ASCO also asks what percentage of ER/PR-positive patients received recommendations for, and actual treatment with, tamoxifen or aromatase inhibitors. Medicare wants to know what percentage of patients who had breast-conserving surgery received radiation therapy. Thus, many standard patient management protocols "will now be associated with a measurable, trackable, number," she said.

Regarding colorectal cancer, Dr. Bosserman noted that about 30% of Medicare patients are not getting adjuvant chemotherapy for node-positive colon cancer, underscoring the importance of being able to track this information. "We have EMRs in our practice going back 4 or 5 years, and we were able to track 15 patients in one specific health plan that had 70,000 members," she said. "All but 2 patients who had stage III colon cancer received adjuvant therapy; one was 92 years old and one was 91; both had a documented discussion in the chart, and both patients said 'No.' So, I was able to complete that circle in the practice report, but again, how we get that data into our electronic system remains a challenge."

For lymphoma patients, she noted, there are no current Medicare measures, but ASCO QOPI measures ask about the percentage of lymphoma patients who get CHOP or R-CHOP with standard white cell growth factors.
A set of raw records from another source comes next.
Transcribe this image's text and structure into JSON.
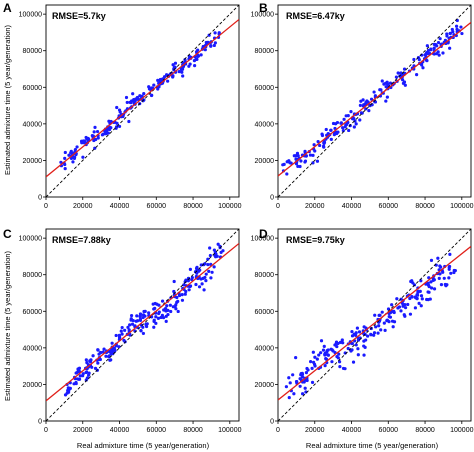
{
  "figure": {
    "xlabel": "Real admixture time (5 year/generation)",
    "ylabel": "Estimated admixture time (5 year/generation)"
  },
  "chart_data": [
    {
      "type": "scatter",
      "panel": "A",
      "annotation": "RMSE=5.7ky",
      "xlim": [
        0,
        105000
      ],
      "ylim": [
        0,
        105000
      ],
      "x_ticks": [
        0,
        20000,
        40000,
        60000,
        80000,
        100000
      ],
      "y_ticks": [
        0,
        20000,
        40000,
        60000,
        80000,
        100000
      ],
      "x_tick_labels": [
        "0",
        "20000",
        "40000",
        "60000",
        "80000",
        "100000"
      ],
      "y_tick_labels": [
        "0",
        "20000",
        "40000",
        "60000",
        "80000",
        "100000"
      ],
      "point_color": "#1a1aff",
      "fit_color": "#e0201a",
      "identity_color": "#000000",
      "fit_line": {
        "slope": 0.82,
        "intercept": 11000
      },
      "identity_line": {
        "slope": 1,
        "intercept": 0
      },
      "spread": 3500,
      "points_per_cluster": 16,
      "clusters": [
        12000,
        18000,
        24000,
        30000,
        36000,
        42000,
        48000,
        54000,
        60000,
        66000,
        72000,
        78000,
        84000,
        90000
      ]
    },
    {
      "type": "scatter",
      "panel": "B",
      "annotation": "RMSE=6.47ky",
      "xlim": [
        0,
        105000
      ],
      "ylim": [
        0,
        105000
      ],
      "x_ticks": [
        0,
        20000,
        40000,
        60000,
        80000,
        100000
      ],
      "y_ticks": [
        0,
        20000,
        40000,
        60000,
        80000,
        100000
      ],
      "x_tick_labels": [
        "0",
        "20000",
        "40000",
        "60000",
        "80000",
        "100000"
      ],
      "y_tick_labels": [
        "0",
        "20000",
        "40000",
        "60000",
        "80000",
        "100000"
      ],
      "point_color": "#1a1aff",
      "fit_color": "#e0201a",
      "identity_color": "#000000",
      "fit_line": {
        "slope": 0.8,
        "intercept": 11500
      },
      "identity_line": {
        "slope": 1,
        "intercept": 0
      },
      "spread": 4200,
      "points_per_cluster": 16,
      "clusters": [
        7000,
        14000,
        21000,
        28000,
        35000,
        42000,
        49000,
        56000,
        63000,
        70000,
        77000,
        84000,
        90000,
        96000
      ]
    },
    {
      "type": "scatter",
      "panel": "C",
      "annotation": "RMSE=7.88ky",
      "xlim": [
        0,
        105000
      ],
      "ylim": [
        0,
        105000
      ],
      "x_ticks": [
        0,
        20000,
        40000,
        60000,
        80000,
        100000
      ],
      "y_ticks": [
        0,
        20000,
        40000,
        60000,
        80000,
        100000
      ],
      "x_tick_labels": [
        "0",
        "20000",
        "40000",
        "60000",
        "80000",
        "100000"
      ],
      "y_tick_labels": [
        "0",
        "20000",
        "40000",
        "60000",
        "80000",
        "100000"
      ],
      "point_color": "#1a1aff",
      "fit_color": "#e0201a",
      "identity_color": "#000000",
      "fit_line": {
        "slope": 0.82,
        "intercept": 11000
      },
      "identity_line": {
        "slope": 1,
        "intercept": 0
      },
      "spread": 6000,
      "points_per_cluster": 18,
      "clusters": [
        14000,
        20000,
        26000,
        32000,
        38000,
        44000,
        50000,
        56000,
        62000,
        68000,
        74000,
        80000,
        86000,
        92000
      ]
    },
    {
      "type": "scatter",
      "panel": "D",
      "annotation": "RMSE=9.75ky",
      "xlim": [
        0,
        105000
      ],
      "ylim": [
        0,
        105000
      ],
      "x_ticks": [
        0,
        20000,
        40000,
        60000,
        80000,
        100000
      ],
      "y_ticks": [
        0,
        20000,
        40000,
        60000,
        80000,
        100000
      ],
      "x_tick_labels": [
        "0",
        "20000",
        "40000",
        "60000",
        "80000",
        "100000"
      ],
      "y_tick_labels": [
        "0",
        "20000",
        "40000",
        "60000",
        "80000",
        "100000"
      ],
      "point_color": "#1a1aff",
      "fit_color": "#e0201a",
      "identity_color": "#000000",
      "fit_line": {
        "slope": 0.8,
        "intercept": 11500
      },
      "identity_line": {
        "slope": 1,
        "intercept": 0
      },
      "spread": 7500,
      "points_per_cluster": 18,
      "clusters": [
        9000,
        16000,
        23000,
        30000,
        37000,
        44000,
        51000,
        58000,
        65000,
        72000,
        79000,
        86000,
        92000
      ]
    }
  ]
}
They also ask for the percentage of CD20-positive patients who received rituximab (Rituxan) and, conversely, the percentage who received rituximab but did not have CD20 status documented, which, Dr. Bosserman said, "is not acceptable."

Pain, Follow-up Care

The ASCO measures ask oncologists to document what percentage of patients had pain evaluated in the first visit and to show that the narcotic pain medication provided had been assessed for efficacy in that individual. In Dr. Bosserman's practice, electronic tablet intake provides every patient with a complete pain review system that can track four visits deep.

Follow-up care must also be well documented, with ASCO recommending that patients get copies of their treatment summary. "MOASC [the Medical Oncology Association of Southern California] is looking actively at this," Dr. Bosserman said. Eventually, she said, "patients are going to have access to their records and emergency information, whether it's in electronic form, on a zip drive, or a Google website, and so it is important to think about how you're going to provide that information to the patient."

Hospice care, while not a current Medicare measure, is of major importance in oncology, she said. ASCO recommends documentation of the percentage of patients enrolled in hospice or referred to palliative care specialists before death. A Medicare measure that will become effective in July 2007 asks what percentage of patients have an advanced care directive or a designated decision-maker identified in the patient record.

'Where the Money Is'

"Data collection is where the money is," Dr. Bosserman concluded. "Health plans spend huge amounts of dollars buying data that is months or years old and not connected to key information to assess appropriateness."

She stressed that "doctors have the comprehensive information in their practices that is important for themselves as well as health plans, patients, and Wall Street for assessing quality. We need to look at optimizing these scrubbed data sources financially to support the cost of implementing, documenting, and reporting the details of high-quality care."